Although The Hunkies is devoted to the young and hot, we don’t want you to think we’re only about ‘dem yoot’. Well, there is something of diminishing hotness after a certain age, but that doesn’t mean we don’t like the oldsters – after all, Tom Cruise is knocking fifty nowadays and Brad Pitt ain’t no spring chicken.
This article will look back over the years at some of the oldsters when they were young and impossibly, smokingly, H-O-T HOT. Most of these guys are no longer with us, and one is probably either playing Party Poker or scrabble on his porch in his slippers, but back in the day they were if not hunkie at least very very handsome.

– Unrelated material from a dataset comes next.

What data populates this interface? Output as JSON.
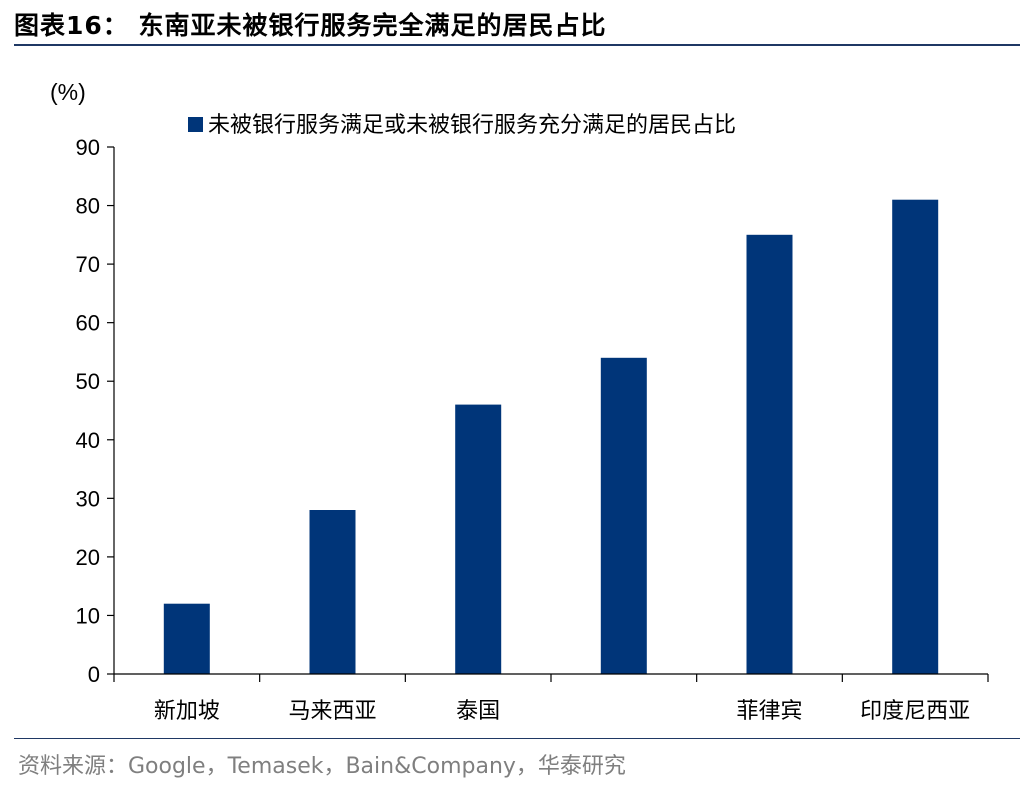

The man who invented hotness for the screen has to be Rudolph Valentino. Born with the marvellously over the top name, Rodolfo Alfonso Raffaello Pierre Filibert Guglielmi di Valentina d’Antonguolla, in Italy and
dying at the age of only 31 in 1926 having made less than 40 films (this was when many films were under 20 mins). Rudy embodied smouldering – imagine a candle that has just been put out and believe that the wick never stops smoking and sizzling. That was our man.
In the 30s, it’ll have to be Clark Gable. Sure there are lots of others we could choose, but when it comes to sheer exuberant romance Gone With The Wind will be watched for hundreds of years in the future and without the nonchalant handsomeness of Rhett Butler, the film wouldn’t be the same.
By the fifties the world had changed and become more cynical, so Marlon Brando has to be the hottest If ever there was a misunderstood, tight tee-shirt wearing, hot hottie, it is Marlon in the full bloom of youth in A Streetcar Named Desire.
Our final ‘Hot but Oldie’ is definitely off the beaten track but bear with us. Peter Fonda – yes, while his sister was getting all the attention in Barbarella, Peter was swimming around a sun drenched pool in the desert in Easy Rider. Yes, if you haven’t seen it, you’ve got a treat. Pure hunkie poetry.